There are numerous apps and programs available on Android that give mobile users a lot of problems. Most of them may be regarded as bloatware but there are others that make devices vulnerable to attacks. We have a long list of mobile security threats and viruses already seen on the Android platform but more are being added. The latest has something to do with the Vidmate Android app that is said to be installing suspicious apps and generating fake clicks.
The app does unauthorized background activities without the consent of the device owners. All these information are from Secure-D, the security lab of Upstream. The firm revealed that VidMate has been triggering a series of suspicious background activities.
The video app now has more than 500 million downloads. What the app does is bring invisible ads and generate fake clicks. Fake purchases have been reported as well despite not getting the concent of the phone owners.
Personal users’ information is being collected and shared without content. Unwanted charges are also included in the complaints.
Now let’s talk about numbers: over than 128 million mobile transactions started by VidMate have been detected as suspicious and are already blocked. That is a lot coming from some 4.8 million smartphones from different countries. If those were not blocked, about $170 million worth of charges may have resulted.
At first glance, you won’t think nothing is unusual with VidMate because it’s a simple app that downloads and stream videos. At the moment, you can’t see or download it from the Play Store but it’s available from another app store. VidMate is from a UC Web subsidiary. UC Web is owned by Alibaba.

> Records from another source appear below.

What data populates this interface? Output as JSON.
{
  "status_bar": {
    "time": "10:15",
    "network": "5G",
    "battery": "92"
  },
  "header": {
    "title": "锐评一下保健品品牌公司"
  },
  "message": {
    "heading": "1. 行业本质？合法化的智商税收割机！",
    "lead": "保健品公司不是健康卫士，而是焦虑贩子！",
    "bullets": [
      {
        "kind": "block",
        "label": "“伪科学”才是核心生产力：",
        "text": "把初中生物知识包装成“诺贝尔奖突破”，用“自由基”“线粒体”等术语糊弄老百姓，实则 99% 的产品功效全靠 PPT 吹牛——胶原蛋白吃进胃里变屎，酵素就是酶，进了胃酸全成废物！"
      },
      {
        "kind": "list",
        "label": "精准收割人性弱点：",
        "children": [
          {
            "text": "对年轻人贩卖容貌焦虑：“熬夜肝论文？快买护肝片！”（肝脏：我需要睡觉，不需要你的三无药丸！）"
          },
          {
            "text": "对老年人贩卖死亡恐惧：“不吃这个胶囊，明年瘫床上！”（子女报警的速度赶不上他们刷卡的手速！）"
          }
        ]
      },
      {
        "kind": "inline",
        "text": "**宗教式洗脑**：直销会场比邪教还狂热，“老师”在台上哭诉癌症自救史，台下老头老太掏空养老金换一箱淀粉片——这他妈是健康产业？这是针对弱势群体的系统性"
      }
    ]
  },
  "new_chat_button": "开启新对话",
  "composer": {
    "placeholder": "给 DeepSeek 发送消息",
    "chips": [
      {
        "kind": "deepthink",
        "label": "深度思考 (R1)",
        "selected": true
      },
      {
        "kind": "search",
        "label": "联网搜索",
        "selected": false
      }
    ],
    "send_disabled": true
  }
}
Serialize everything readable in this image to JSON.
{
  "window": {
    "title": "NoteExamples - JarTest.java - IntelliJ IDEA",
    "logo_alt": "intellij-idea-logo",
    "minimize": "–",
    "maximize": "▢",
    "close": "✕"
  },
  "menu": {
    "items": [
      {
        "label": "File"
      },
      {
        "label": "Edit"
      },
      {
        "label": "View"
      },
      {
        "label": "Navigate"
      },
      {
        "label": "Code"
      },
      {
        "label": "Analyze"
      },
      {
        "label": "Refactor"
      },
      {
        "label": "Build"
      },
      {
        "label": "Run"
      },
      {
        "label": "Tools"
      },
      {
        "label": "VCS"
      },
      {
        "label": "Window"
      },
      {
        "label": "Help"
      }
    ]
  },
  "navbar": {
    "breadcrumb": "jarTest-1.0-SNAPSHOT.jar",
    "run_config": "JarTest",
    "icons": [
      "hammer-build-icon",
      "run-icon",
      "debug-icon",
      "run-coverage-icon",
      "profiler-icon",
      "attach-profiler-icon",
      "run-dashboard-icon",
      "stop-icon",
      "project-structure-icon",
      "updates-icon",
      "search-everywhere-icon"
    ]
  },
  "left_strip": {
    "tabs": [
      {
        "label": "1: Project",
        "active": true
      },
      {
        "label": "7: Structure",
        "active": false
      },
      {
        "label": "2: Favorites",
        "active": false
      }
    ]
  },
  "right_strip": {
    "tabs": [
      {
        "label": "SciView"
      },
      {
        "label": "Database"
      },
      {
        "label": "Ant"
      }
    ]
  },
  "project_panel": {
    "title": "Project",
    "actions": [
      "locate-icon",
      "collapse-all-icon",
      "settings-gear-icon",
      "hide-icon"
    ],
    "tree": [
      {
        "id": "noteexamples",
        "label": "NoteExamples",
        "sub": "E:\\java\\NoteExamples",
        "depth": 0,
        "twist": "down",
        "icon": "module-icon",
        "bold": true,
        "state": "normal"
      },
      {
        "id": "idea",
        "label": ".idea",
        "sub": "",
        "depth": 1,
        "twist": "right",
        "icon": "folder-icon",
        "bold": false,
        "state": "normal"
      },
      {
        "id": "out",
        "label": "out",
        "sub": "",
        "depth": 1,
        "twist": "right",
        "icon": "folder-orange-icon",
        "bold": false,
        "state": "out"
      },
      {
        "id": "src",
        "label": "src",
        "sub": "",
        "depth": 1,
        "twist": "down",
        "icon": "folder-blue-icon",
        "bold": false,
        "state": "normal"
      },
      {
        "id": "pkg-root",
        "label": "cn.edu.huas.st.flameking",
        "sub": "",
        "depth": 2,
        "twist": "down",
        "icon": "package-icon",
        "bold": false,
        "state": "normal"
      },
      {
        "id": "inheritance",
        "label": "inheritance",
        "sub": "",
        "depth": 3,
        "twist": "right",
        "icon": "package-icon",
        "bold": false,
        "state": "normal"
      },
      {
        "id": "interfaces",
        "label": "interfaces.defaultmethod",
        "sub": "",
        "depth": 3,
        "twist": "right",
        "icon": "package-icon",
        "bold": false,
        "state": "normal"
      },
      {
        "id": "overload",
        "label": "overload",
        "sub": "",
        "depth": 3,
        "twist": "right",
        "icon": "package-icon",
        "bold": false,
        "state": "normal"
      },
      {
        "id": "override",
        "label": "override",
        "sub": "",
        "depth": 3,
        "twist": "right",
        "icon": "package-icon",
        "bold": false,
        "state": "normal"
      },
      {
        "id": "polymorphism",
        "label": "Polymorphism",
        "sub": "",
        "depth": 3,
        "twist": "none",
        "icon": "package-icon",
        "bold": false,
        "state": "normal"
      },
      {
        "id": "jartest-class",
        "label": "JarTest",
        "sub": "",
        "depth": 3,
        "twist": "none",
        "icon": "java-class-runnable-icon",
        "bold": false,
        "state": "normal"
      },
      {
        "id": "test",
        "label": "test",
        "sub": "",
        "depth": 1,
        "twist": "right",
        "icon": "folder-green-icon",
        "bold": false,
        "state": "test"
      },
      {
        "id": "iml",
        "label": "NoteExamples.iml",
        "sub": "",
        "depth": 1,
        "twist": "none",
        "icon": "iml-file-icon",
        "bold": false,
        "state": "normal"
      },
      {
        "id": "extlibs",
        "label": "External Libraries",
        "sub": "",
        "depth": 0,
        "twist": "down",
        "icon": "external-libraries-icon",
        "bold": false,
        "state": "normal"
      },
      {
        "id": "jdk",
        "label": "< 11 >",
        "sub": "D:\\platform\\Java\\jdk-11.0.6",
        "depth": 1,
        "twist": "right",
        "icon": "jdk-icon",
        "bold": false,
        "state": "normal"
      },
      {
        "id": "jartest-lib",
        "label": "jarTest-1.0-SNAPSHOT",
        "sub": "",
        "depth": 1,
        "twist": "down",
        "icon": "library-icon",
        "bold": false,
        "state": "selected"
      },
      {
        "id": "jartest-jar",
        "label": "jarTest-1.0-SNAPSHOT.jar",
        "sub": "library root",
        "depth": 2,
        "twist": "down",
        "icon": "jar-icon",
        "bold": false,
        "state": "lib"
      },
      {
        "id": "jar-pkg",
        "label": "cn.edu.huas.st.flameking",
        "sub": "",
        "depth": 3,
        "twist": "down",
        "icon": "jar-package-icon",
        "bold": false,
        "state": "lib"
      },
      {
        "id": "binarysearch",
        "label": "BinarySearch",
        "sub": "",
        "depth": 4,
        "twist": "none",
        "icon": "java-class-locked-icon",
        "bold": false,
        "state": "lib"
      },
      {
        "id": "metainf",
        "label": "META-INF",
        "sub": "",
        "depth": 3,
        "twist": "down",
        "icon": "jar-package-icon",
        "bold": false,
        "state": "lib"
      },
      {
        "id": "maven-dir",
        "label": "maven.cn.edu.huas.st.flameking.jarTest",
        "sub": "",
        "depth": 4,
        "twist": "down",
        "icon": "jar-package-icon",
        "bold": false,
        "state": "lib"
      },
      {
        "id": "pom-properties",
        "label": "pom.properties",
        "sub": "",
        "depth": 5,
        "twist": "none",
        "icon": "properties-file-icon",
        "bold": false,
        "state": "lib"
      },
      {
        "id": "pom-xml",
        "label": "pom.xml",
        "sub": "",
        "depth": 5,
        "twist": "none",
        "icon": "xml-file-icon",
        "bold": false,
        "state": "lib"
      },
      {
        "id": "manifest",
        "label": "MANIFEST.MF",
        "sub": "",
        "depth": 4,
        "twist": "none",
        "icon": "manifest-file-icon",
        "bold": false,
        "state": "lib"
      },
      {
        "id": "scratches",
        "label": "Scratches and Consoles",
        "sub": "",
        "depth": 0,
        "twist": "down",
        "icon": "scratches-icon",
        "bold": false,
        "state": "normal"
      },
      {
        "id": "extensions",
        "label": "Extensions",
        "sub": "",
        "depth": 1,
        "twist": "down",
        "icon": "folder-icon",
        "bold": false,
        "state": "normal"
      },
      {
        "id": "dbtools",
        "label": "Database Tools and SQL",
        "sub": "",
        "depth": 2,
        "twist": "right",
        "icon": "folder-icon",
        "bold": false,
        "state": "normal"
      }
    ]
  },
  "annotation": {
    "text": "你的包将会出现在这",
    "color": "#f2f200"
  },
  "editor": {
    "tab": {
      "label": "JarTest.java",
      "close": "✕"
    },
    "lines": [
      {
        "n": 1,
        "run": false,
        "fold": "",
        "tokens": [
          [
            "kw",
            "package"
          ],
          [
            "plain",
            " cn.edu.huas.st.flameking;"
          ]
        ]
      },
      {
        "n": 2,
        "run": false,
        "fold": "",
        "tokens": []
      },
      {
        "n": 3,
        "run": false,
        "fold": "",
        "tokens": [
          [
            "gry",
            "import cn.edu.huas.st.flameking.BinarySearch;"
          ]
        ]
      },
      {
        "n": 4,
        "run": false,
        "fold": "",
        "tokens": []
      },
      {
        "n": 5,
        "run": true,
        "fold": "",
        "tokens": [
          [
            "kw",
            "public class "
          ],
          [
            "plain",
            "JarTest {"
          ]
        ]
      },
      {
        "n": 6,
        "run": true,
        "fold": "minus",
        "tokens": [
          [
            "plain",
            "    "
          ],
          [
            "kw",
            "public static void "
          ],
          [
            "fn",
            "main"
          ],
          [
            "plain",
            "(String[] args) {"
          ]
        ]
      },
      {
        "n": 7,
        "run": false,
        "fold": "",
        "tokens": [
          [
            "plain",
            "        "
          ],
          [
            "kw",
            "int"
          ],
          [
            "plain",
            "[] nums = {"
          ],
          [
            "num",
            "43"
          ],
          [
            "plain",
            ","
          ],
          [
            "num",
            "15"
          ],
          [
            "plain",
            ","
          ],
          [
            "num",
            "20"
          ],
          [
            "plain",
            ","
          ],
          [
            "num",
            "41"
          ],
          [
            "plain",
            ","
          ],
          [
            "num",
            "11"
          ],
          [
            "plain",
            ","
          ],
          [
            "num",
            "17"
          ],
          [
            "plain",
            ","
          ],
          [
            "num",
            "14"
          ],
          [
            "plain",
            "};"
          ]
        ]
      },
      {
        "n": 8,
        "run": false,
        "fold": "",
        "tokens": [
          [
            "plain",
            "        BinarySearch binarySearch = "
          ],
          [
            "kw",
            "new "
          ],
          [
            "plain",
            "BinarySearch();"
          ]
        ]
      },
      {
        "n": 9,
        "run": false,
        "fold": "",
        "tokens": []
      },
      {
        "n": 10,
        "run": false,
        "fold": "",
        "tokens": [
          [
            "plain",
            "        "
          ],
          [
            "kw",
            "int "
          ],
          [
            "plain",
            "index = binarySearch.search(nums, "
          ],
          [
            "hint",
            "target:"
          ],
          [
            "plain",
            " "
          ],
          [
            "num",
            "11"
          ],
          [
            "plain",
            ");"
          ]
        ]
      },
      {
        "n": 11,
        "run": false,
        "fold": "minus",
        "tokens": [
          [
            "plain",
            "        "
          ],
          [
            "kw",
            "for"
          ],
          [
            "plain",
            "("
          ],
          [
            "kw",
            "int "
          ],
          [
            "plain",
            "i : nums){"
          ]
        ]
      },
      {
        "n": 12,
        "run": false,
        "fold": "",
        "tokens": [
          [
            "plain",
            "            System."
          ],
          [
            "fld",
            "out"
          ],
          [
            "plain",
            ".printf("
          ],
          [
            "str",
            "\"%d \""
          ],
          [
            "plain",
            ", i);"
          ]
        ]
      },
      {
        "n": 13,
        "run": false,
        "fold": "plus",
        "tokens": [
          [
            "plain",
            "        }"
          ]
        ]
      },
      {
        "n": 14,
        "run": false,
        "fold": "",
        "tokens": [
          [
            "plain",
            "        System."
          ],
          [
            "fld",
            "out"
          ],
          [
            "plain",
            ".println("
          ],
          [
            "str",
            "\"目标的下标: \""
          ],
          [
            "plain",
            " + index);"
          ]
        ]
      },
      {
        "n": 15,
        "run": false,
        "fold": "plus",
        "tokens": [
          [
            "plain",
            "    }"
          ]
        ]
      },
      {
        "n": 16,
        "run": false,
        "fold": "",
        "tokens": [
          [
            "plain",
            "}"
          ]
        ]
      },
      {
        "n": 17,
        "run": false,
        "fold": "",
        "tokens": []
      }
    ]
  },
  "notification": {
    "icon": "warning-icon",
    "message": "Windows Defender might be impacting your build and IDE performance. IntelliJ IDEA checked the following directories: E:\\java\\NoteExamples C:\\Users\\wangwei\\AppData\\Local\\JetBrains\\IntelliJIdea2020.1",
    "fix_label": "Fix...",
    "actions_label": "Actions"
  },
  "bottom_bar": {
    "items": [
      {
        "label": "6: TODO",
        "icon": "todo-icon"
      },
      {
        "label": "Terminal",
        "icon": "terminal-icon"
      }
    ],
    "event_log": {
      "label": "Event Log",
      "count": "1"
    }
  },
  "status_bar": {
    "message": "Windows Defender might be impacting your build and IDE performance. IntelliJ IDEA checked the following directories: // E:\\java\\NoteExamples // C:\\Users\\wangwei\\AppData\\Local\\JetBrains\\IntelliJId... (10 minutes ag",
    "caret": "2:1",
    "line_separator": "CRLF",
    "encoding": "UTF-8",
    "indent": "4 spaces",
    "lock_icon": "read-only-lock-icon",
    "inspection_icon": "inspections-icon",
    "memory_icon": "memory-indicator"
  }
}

Watch the video below that exposes VidMate:
The Secure-D team simply wanted to check the code of VidMate. The move allowed the team to discover some suspicious code. There is a third-party SDK that is being loaded. Known as the ‘Mango’, this SDK executes some inactive and hidden code. It’s suspicious as it does many activities in the background.
VidMate is said to be abusing permissions. Downloading and installing unknown software without informing the user is happening and must be stopped. If you have downloaded VidMate in the past or have it in your device, we strongly recommend you uninstall and delete the app.